We do not have the benefit of a plan showing the full extent of the original Mellanvrane Lane Estate, in order to say conclusively whether the land on which Nos 21 – 31 Penina Avenue have been built was within the boundary of it. They seem not to have been part of the original development and they are of a very different character so it seems unlikely that they were.
What I can conclude from my inspection is that the character of the property, No 14, has not obviously changed since 1973 and nor has the character of the vast majority of the contemporaneous properties built within the area accepted by the parties to be the Mellanvrane Lane Estate. There have been some extensions and alterations, but the only instance of intensification by infilling with new dwellings appears to have been at 15 Mellanvrane Lane, where houses similar to Nos 14 and 16 were provided between houses of different character. By contrast the character of the wider neighbourhood above and behind the properties, in the wider Treninnick Estate, has changed considerably since 1973 by the continued extension of residential development at generally greater density.
Has the restriction become obsolete by reason of those changes, in the sense that the object for which the restriction was imposed can no longer be achieved
Assuming, as I do, that the original purpose of the restriction was to retain lower density development, and therefore the amenity of spaciousness, within the Mellanvrane Estate, then that object has been achieved and continues to be achieved. Whilst the rear gardens of Nos 14 and 16 are now overlooked by more recent developments above and behind them, and the outlook from their gardens is towards newer houses at greater density, the fact that their gardens are generous and spacious gives them a valuable level of separation from those new developments. They do not have great privacy, but what amenity they do have is created and maintained by the size of their plots. The restriction ought not therefore to be deemed obsolete.

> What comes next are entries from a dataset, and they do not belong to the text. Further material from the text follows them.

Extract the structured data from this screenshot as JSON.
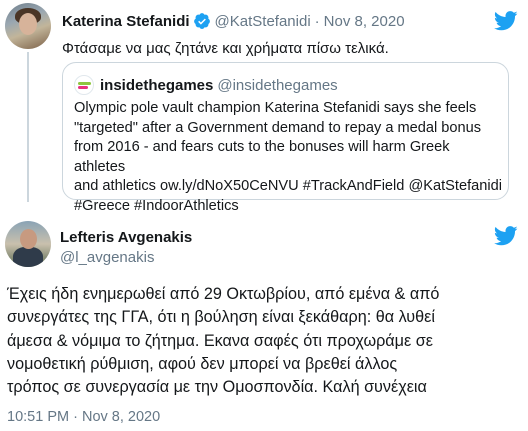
{
  "quoted_reply": {
    "display_name": "Katerina Stefanidi",
    "handle": "@KatStefanidi",
    "separator": "·",
    "date": "Nov 8, 2020",
    "text": "Φτάσαμε να μας ζητάνε και χρήματα πίσω τελικά.",
    "quote": {
      "display_name": "insidethegames",
      "handle": "@insidethegames",
      "lines": [
        "Olympic pole vault champion Katerina Stefanidi says she feels",
        "\"targeted\" after a Government demand to repay a medal bonus",
        "from 2016 - and fears cuts to the bonuses will harm Greek athletes",
        "and athletics ow.ly/dNoX50CeNVU #TrackAndField @KatStefanidi",
        "#Greece #IndoorAthletics"
      ]
    }
  },
  "main_tweet": {
    "display_name": "Lefteris Avgenakis",
    "handle": "@l_avgenakis",
    "lines": [
      "Έχεις ήδη ενημερωθεί από 29 Οκτωβρίου, από εμένα & από",
      "συνεργάτες της ΓΓΑ, ότι η βούληση είναι ξεκάθαρη: θα λυθεί",
      "άμεσα & νόμιμα το ζήτημα. Εκανα σαφές ότι προχωράμε σε",
      "νομοθετική ρύθμιση, αφού δεν μπορεί να βρεθεί άλλος",
      "τρόπος σε συνεργασία με την Ομοσπονδία. Καλή συνέχεια"
    ],
    "time": "10:51 PM",
    "separator": "·",
    "date": "Nov 8, 2020"
  },
  "icons": {
    "verified": "verified-badge-icon",
    "twitter": "twitter-bird-icon"
  },
  "colors": {
    "twitter_blue": "#1da1f2",
    "text": "#14171a",
    "secondary": "#657786",
    "border": "#ccd6dd"
  }
}
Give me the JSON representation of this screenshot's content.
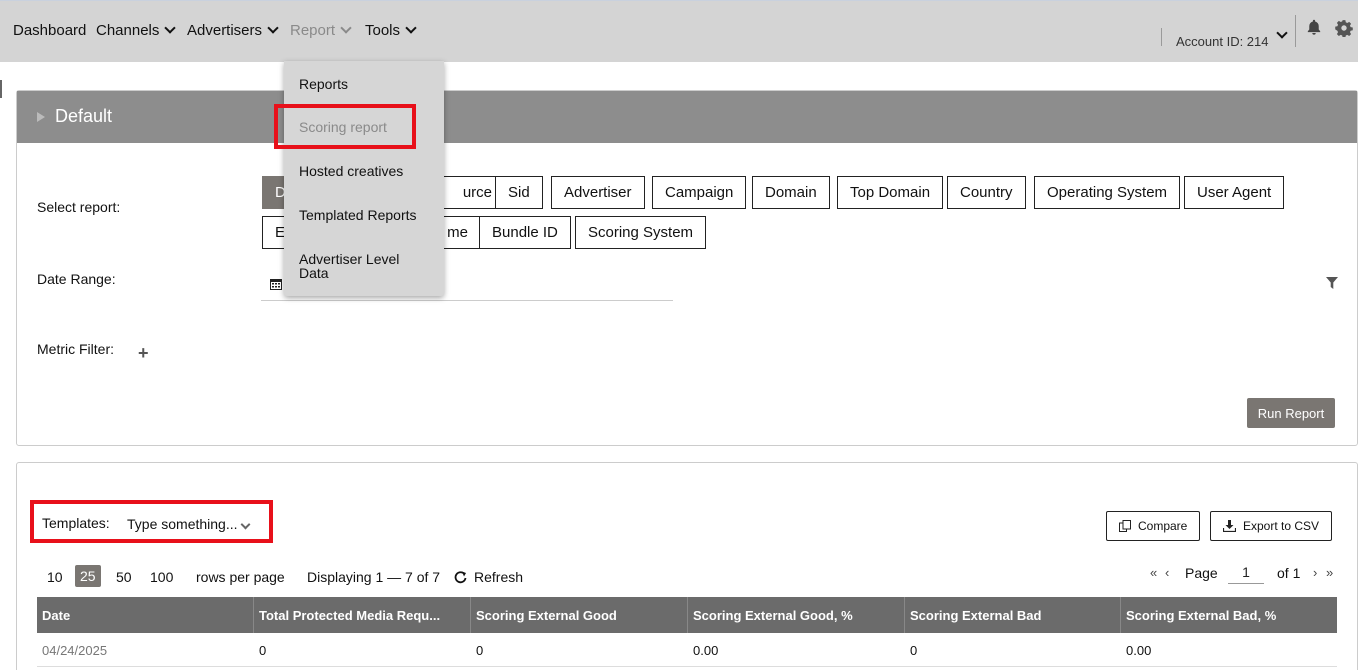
{
  "nav": {
    "items": [
      {
        "label": "Dashboard",
        "chevron": false
      },
      {
        "label": "Channels",
        "chevron": true
      },
      {
        "label": "Advertisers",
        "chevron": true
      },
      {
        "label": "Report",
        "chevron": true
      },
      {
        "label": "Tools",
        "chevron": true
      }
    ],
    "account": "Account ID: 214"
  },
  "report_menu": {
    "items": [
      "Reports",
      "Scoring report",
      "Hosted creatives",
      "Templated Reports",
      "Advertiser Level Data"
    ],
    "highlighted": "Scoring report"
  },
  "filters": {
    "title": "Default",
    "select_report_label": "Select report:",
    "report_buttons_row1": [
      "D",
      "urce",
      "Sid",
      "Advertiser",
      "Campaign",
      "Domain",
      "Top Domain",
      "Country",
      "Operating System",
      "User Agent"
    ],
    "report_buttons_row2": [
      "E",
      "me",
      "Bundle ID",
      "Scoring System"
    ],
    "date_range_label": "Date Range:",
    "metric_filter_label": "Metric Filter:",
    "run_button": "Run Report"
  },
  "results": {
    "templates_label": "Templates:",
    "templates_placeholder": "Type something...",
    "compare_button": "Compare",
    "export_button": "Export to CSV",
    "page_sizes": [
      "10",
      "25",
      "50",
      "100"
    ],
    "selected_page_size": "25",
    "rows_per_page": "rows per page",
    "displaying": "Displaying 1 — 7 of 7",
    "refresh": "Refresh",
    "page_label": "Page",
    "page_value": "1",
    "of_pages": "of 1",
    "columns": [
      "Date",
      "Total Protected Media Requ...",
      "Scoring External Good",
      "Scoring External Good, %",
      "Scoring External Bad",
      "Scoring External Bad, %"
    ],
    "rows": [
      [
        "04/24/2025",
        "0",
        "0",
        "0.00",
        "0",
        "0.00"
      ]
    ]
  },
  "colors": {
    "highlight": "#e8101a",
    "nav_bg": "#d4d4d4",
    "header_bg": "#8d8d8d",
    "table_head": "#6b6b6b"
  }
}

Has some material circumstance other than a change in the character of the property or the neighbourhood had the same effect?
Mr Lackey was conscientious in seeking the approval of A J L Ltd to his plans and the fact that A J L Ltd gave their consent, as they say they have done for other modifications, is evidence that they continue to exercise some control over the restriction. It is not clear that A J L Ltd are exercising any particular discretion to achieve the object of the original restriction, but it is evidence that the restrictions in the First Schedule of the 1973 conveyance are still functioning rather than obsolete.

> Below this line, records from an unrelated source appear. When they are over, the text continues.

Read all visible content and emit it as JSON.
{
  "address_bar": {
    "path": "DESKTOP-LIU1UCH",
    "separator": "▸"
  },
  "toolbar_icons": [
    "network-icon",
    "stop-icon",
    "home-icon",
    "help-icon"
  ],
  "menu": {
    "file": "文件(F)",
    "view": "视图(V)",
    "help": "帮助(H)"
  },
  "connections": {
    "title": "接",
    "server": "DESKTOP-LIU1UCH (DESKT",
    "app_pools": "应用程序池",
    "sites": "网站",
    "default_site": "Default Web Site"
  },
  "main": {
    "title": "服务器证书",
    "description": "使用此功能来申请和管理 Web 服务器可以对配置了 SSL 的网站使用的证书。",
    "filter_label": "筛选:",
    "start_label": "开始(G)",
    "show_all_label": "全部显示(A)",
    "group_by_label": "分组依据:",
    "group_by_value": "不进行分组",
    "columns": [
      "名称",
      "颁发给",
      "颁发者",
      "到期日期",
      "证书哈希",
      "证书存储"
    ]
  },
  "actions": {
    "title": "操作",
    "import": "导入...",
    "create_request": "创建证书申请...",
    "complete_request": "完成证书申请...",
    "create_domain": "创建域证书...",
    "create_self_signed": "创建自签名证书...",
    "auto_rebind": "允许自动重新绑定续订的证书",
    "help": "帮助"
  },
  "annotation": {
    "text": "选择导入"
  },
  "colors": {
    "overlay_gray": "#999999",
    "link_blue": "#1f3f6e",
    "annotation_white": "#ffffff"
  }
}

I was not made aware of any other material circumstances which would have the effect of rendering the restriction obsolete.
Determination
I determine that I have no jurisdiction to modify the restriction on ground (a) that it ought to be deemed obsolete.
Diane Martin MRICS FAAV
Member, Upper Tribunal (Lands Chamber)
17 July 2024
Right of appeal
Any party has a right of appeal to the Court of Appeal on any point of law arising from this decision. The right of appeal may be exercised only with permission. An application for permission to appeal to the Court of Appeal must be sent or delivered to the Tribunal so that it is received within 1 month after the date on which this decision is sent to the parties (unless an application for costs is made within 14 days of the decision being sent to the parties, in which case an application for permission to appeal must be made within 1 month of the date on which the Tribunal’s decision on costs is sent to the parties). An application for permission to appeal must identify the decision of the Tribunal to which it relates, identify the alleged error or errors of law in the decision, and state the result the party making the application is seeking. If the Tribunal refuses permission to appeal a further application may then be made to the Court of Appeal for permission.